Quels sont ces préalables dont vous parlez, par quoi commencer ?

On raconte partout que l’urgence est économique, je ne crois pas que ce soit le cas. Ce qui me semble le plus urgent pour l’Afrique, c’est une urgence psychologique, celle de décoloniser ses mentalités et son rapport à autrui et de les inscrire dans une forme de liberté et d’horizontalité. Celle de se réapproprier ses choix, ses téléologies, être en mesure d’élaborer une réflexion qui lui soit propre, autonome. Autonomie ne veut pas dire autarcie. Bien évidemment elle peut emprunter à ce qu’elle estime bon et fécond, mais que l’emprunt soit un emprunt librement effectué. 

Il y a des mots que vous critiquez à plusieurs reprises dans votre livre, ceux de retard ou de développement. En quoi ces expressions sont-elles piégées ?

Elles sont absolument piégées. Au lendemain des indépendances, les pays africains ont retrouvé ce que j’appelle le pouvoir de l’autodétermination mais ont perdu l’autodénomination. Les Africains ne s’appelaient plus Africains, Sénégalais ou Maliens, les Asiatiques plus Asiatiques mais ils étaient tous devenus des pays sous-développés, la référence étant les Etats Unis et les pays d’Europe du Nord. A partir de là toute la réflexion est piégée, parce que tout ce qui émerge comme dynamique dans ces espaces n’est pas lue pour elle même mais est lue toujours en rapport, au regard de… Ca a été une négation de la différence. Tout ce qui était différent de leur Amérique était placé dans une échelle normée, sous-développée, de manière péjorative. Le piège est d’autant plus important que le sous-développement permet l’ingérence. Il ne faut quand même pas laisser des millions de gens dans la misère et la pauvreté… Ce concept a enfermé toutes les dynamiques sociétales dans une forme de cul-de-sac. Il a réduit la créativité et la capacité d’inventer des formes nouvelles, d’articulations du politique, de l’économique et du culturel qui auraient pu être opérantes et permettre aux individus d’accomplir leur but mais non ! Le seul objectif c’était d’être développé. D’ailleurs si l’on regarde l’étymologie de ce terme, développer veut dire déployer, dérouler, et on ne déploie, on ne déroule, que ce qui est fondamentalement là, en potentiel, on ne développe pas ce qui est déjà achevé chez autrui. 

Vous êtes économiste, et en même temps il y a très peu de chiffres dans votre ouvrage. Vous appelez surtout à ancrer l’économie dans un contexte culturel…

On ne lit l’Afrique qu’à travers l’économie. Lorsqu’on lui tresse des lauriers, c’est qu’elle a des taux de croissance élevés, lorsqu’on la critique ou qu’on la regarde avec une sorte de mépris culturel, c’est parce que ce sont des pauvres mais des pauvres économiquement.
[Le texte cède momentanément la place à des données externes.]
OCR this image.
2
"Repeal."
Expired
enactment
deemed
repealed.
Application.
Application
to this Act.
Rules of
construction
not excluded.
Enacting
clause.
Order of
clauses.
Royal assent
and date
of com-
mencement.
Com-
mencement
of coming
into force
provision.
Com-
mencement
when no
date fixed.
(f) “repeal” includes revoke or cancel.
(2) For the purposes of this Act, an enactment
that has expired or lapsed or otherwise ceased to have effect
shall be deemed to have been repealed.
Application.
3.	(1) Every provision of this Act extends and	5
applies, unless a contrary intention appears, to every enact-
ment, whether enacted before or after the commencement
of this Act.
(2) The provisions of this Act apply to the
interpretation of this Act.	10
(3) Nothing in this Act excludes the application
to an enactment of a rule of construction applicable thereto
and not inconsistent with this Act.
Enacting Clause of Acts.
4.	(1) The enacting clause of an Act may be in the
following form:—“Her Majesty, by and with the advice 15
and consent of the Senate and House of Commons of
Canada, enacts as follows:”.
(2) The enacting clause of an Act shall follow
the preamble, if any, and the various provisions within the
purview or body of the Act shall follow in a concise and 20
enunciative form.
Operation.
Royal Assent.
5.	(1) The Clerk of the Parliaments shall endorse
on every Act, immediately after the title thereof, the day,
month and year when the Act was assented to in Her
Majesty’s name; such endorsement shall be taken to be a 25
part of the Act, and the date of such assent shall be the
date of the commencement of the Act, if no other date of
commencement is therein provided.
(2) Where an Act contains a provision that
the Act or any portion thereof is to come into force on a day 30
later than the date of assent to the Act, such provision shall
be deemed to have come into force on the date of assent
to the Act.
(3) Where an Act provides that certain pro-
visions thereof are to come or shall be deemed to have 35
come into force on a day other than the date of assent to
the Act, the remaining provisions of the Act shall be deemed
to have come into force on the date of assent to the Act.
On oublie la pauvreté humaine, la pauvreté intellectuelle, culturelle ou spirituelle. L’économie est importante, mais elle n’est pas fondamentale et surtout pas seule. C’est une erreur méthodologique de penser le continent principalement à travers ce prisme. Il faut prendre en charge les autres ordres, articuler une réflexion sur le politique, le culturel et le symbolique. La vie d’une société est faite d’un tout. La plus petite des transactions est chargée de significations qui vont au delà de l’acte économique. Il serait temps que l’on réancre nos économies dans les sociocultures de nos pays. Les biens ont circulé dans le continent à travers des liens de parenté et d’affiliation. Les échanges ont eu bien sûr des fonctions d’allocation des ressources mais aussi des fonctions de raffermissement des liens, au delà de l’objet échangé. Cet économique là fait sens parce qu’il n’est pas sa propre finalité. C’est un rouage à l’intérieur d’un système. C’est ça que j’appelle de mes voeux, qu’on le fasse rejouer le rôle qui est le sien, c’est au groupe de définir ses finalités et ses buts et c’est à l’économie en tant qu’ordre technique de mettre les moyens et d’allouer des ressources aux finalités que le groupe juge bonnes.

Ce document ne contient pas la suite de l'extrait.